Types of Electric Heaters: A Comprehensive Guide


As winter approaches and the temperature drops, our need for warmth and comfort in our homes increases. One of the most convenient ways to achieve this is through the use of electric heaters.

These devices generate heat by converting electrical energy into thermal energy. Electric heaters are generally safe, efficient, and easy to use. They come in various types, each with their unique features, advantages, and ways of operation.

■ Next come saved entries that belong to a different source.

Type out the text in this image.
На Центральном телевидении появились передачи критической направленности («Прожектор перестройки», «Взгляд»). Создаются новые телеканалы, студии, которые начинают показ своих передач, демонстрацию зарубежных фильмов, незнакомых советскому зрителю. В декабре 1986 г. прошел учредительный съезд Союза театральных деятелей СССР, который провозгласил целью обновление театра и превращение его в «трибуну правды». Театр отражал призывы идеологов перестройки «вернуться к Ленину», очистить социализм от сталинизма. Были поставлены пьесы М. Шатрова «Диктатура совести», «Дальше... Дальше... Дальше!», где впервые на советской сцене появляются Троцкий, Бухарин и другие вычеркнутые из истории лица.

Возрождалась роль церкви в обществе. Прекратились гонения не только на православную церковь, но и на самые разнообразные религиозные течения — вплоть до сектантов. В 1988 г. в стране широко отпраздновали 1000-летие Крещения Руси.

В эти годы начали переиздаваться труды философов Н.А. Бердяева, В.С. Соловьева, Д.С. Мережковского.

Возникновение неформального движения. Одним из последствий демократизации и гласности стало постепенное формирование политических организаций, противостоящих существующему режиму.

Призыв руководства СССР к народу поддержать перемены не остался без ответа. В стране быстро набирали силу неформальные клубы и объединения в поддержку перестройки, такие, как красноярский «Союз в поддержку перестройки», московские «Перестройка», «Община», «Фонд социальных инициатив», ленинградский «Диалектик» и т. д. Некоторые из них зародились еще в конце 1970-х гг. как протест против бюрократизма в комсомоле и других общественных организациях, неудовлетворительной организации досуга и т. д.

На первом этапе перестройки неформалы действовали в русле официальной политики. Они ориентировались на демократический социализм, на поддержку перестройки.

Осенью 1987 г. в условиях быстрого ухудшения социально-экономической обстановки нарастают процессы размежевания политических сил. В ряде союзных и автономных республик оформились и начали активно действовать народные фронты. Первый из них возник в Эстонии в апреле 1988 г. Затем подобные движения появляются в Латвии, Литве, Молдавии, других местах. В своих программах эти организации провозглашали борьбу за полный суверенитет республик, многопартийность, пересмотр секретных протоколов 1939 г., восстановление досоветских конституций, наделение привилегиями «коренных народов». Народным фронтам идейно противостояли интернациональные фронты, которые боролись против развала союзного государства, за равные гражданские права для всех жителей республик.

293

In this article, we will explore some of the best types of electric heaters and how electric heaters work, namely Halogen Heaters, Oil Filled Radiators, Fan Heaters, and Convector Heaters.

Halogen Heater

A halogen heater operates by using halogen elements combined with an infrared heating process. The halogen lamps inside the heater emit infrared radiation when electricity passes through them. This radiation then heats up the objects it comes into contact with, rather than the air, resulting in a quick, efficient, and focused source of heat. They are ideal for personal or spot heating because they warm up quickly and are highly portable. However, they can be a fire hazard if not used carefully and are not ideal for large spaces.

Oil Filled Radiator

Unlike what the name suggests, oil filled radiators do not burn oil to produce heat. Instead, they use electricity to heat up thermal oil inside the radiator. Once the oil is heated, it circulates around the columns or fins of the radiator, emitting warmth into the surrounding space. These heaters are known for their efficiency, as they continue to radiate heat even after the power is turned off. They are ideal for heating larger rooms or areas over longer periods, but may take a while to heat up.

Fan Heater

Fan heaters work by using a fan to pass air over a heat source, which is usually a ceramic or metal heating element. The heated air is then blown out into the room. These heaters are popular due to their compact size, portability, and ability to provide instant heat. They’re perfect for quickly heating small to medium-sized rooms. However, they can be somewhat noisy due to the fan and may not retain heat for long once switched off.

Convector Heater

Convector heaters operate on the principle of convection. They heat the air near the heater, causing it to rise and create a circulation of warm air throughout the room. These heaters are often equipped with a thermostat and timer for better control of the heating process. They are typically quiet, making them suitable for bedrooms or offices. They are also good for evenly heating larger spaces, but like fan heaters, they do not retain heat for long once switched off.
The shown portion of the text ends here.